This is a basic workflow I’ve used with teams to capture risks and issues. I’ve used a issue type ‘Risk’ for things that might happen and ‘Issue’ which has already happened and that needs to be resolved.
Suggested Fields (non-exhaustive)
Risk title
Description: what is current assessment and what is the risk
Mitigation
Impact (scale 1 -5)
Likelihood (scale 1 – 5)
Colour (Red / amber / green)
Component
Owner
Estimate (days required to fix should the risk happen)
Epic link
Jira Columns on a kanban board were very simply:
Open | Acknowledged | Owned | Resolved
The statues map to the columns, with all five resolved statuses sitting within the Resolve column. I had risks and issues in the same board.
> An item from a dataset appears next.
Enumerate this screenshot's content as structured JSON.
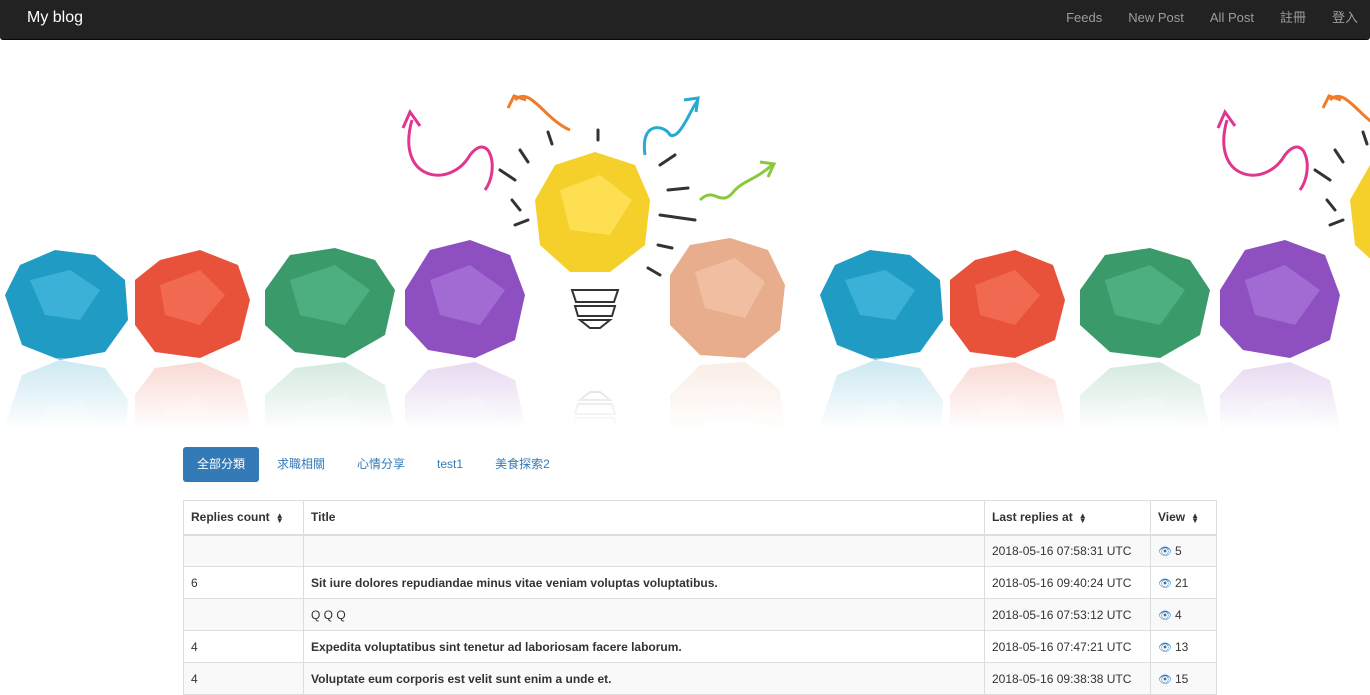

I used filters to indicate if the risk or issue needs to be escalated. This was particularly important in any scaled ceremonies such as ‘Scrum of scrums’ (SoS or SoSoS), where we could review only escalated risks or issues.
Dashboards were also very effective at highlighting priority risk, and metrics such as where they sit (epic or component) as well as time unresolved.
One further option is to track the risk burn down by estimating how long in man days it would take to rectify a risk, should the risk materialise. Added together, this number can give you an indication of exposure which leadership teams can use to in discussions.
A principle may be to escalate an issue to the next level up if it cannot be resolved within a sprint. In practice I found this difficult to achieve (since our agile maturity still needed some way to go before this was feasible).